Personal information
- Born: 25 April 1977 (age 49) Cairo, Egypt

Sport
- Country: Egypt
- Handedness: Right handed
- Turned pro: 1996
- Retired: 2001

Men's singles
- Highest ranking: No. 2 (December, 1998)

Medal record
Men's squash
Representing Egypt
World Games
| Gold medal – first place | 1997 Lahti | Singles |
World Championships
| Silver medal – second place | 1999 Giza | Singles |

= Ahmed Barada =

Egyptian squash player (born 1977)

Ahmed Barada (born 25 April 1977 in Cairo) is an Egyptian former professional squash player. He finished runner-up at both the World Open and the Super Series Finals in 1999 (losing in both finals to Peter Nicol). His career-high world ranking was World No. 2, which he reached in December 1998.
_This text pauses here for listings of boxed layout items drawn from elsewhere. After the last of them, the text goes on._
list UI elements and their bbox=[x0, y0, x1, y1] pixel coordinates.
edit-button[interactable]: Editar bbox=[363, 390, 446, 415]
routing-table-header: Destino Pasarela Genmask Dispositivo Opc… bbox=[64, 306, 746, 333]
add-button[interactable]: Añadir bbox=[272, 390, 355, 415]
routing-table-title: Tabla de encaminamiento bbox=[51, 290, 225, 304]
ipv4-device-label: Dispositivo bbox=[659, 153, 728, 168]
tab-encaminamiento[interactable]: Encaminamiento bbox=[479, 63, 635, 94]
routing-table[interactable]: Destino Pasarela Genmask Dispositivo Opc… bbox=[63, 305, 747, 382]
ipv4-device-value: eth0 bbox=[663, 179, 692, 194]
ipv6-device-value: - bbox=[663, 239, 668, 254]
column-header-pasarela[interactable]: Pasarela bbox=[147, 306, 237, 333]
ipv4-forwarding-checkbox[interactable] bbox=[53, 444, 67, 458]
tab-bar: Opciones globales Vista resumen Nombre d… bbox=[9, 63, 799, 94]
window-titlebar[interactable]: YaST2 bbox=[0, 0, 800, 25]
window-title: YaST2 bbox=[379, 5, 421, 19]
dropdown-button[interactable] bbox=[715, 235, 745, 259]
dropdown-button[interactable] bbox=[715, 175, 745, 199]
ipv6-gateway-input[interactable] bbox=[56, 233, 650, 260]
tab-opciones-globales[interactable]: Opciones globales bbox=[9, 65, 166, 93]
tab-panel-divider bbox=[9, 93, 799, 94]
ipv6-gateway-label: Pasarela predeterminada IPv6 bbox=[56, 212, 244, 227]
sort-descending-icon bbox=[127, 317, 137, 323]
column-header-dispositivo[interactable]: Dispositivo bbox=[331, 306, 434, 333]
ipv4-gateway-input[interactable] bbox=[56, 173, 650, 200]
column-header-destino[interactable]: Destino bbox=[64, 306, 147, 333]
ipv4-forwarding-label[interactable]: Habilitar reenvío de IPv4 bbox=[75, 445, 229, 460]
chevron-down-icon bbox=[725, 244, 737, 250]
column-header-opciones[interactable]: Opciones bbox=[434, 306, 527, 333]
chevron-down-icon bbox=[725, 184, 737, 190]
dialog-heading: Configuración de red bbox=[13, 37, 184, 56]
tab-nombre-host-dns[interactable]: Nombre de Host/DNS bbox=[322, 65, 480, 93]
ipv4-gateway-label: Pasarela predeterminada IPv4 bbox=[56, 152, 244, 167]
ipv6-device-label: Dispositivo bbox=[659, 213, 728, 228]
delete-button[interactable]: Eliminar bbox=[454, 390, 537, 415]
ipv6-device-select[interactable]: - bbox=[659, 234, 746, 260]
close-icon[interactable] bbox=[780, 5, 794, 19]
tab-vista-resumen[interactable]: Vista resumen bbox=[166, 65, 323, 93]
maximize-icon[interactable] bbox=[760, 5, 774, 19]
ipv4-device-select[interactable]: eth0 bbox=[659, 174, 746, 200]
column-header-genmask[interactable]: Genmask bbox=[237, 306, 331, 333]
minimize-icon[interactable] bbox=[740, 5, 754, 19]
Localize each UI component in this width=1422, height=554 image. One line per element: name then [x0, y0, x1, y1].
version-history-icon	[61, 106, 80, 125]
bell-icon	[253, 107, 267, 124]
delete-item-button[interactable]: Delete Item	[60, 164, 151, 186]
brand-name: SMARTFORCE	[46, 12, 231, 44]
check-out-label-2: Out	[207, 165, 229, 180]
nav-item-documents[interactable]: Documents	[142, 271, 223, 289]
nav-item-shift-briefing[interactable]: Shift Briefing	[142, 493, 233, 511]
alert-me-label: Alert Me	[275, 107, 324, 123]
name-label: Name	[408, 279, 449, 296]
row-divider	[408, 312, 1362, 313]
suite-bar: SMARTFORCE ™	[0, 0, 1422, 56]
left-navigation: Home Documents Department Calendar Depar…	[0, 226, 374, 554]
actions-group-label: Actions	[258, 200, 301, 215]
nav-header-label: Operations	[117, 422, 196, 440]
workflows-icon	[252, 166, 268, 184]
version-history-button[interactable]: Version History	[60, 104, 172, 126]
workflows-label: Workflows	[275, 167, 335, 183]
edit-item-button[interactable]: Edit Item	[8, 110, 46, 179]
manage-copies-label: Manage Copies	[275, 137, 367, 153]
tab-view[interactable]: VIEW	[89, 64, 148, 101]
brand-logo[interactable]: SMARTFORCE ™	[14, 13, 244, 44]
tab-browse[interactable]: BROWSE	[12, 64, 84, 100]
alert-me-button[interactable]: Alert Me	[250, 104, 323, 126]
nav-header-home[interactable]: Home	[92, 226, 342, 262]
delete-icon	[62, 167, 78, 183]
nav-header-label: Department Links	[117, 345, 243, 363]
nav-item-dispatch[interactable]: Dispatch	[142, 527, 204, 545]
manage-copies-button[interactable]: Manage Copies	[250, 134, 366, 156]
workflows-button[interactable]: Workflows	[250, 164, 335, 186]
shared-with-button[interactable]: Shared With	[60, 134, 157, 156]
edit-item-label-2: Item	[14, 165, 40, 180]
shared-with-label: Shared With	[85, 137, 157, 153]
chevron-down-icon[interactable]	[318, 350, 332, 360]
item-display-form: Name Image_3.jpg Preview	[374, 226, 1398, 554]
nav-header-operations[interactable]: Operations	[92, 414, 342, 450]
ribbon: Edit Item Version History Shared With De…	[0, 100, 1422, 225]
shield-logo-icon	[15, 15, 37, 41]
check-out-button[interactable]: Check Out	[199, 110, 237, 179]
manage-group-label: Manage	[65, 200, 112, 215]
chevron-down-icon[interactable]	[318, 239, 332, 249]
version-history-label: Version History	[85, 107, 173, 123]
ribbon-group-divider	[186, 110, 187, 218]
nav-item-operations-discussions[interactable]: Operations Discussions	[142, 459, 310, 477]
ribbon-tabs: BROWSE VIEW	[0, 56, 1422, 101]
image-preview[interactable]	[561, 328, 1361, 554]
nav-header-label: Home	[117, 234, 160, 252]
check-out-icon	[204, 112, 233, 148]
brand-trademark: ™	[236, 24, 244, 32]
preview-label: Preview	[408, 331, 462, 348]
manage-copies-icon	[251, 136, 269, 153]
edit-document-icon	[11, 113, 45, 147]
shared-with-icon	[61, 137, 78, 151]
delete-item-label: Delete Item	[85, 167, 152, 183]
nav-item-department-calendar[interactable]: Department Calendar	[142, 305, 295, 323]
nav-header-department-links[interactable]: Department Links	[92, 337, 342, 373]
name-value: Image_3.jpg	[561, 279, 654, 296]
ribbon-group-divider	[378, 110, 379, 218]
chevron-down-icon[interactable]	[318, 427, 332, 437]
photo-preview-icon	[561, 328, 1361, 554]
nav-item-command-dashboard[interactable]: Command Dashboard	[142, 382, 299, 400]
He represented the winning Egyptian team in the 1999 Men's World Team Squash Championships held in Cairo.

Barada won the World Junior Open squash title in 1994, as well as 4 British Junior Open titles in 1991–94 (1 under-14, 2 under-16, and 1 under-19). He shot to stardom on the professional circuit in 1996, when he became the first wildcard player ever to reach the final of a Professional Squash Association Super Series event, finishing runner-up at the inaugural Al-Ahram International Championship in Cairo.

In 2000, Barada was stabbed twice near the spinal cord by an unknown assailant outside his home in Cairo. Following his recovery from this injury, Barada had a short-lived comeback, before officially announcing his retirement from the game in August 2001.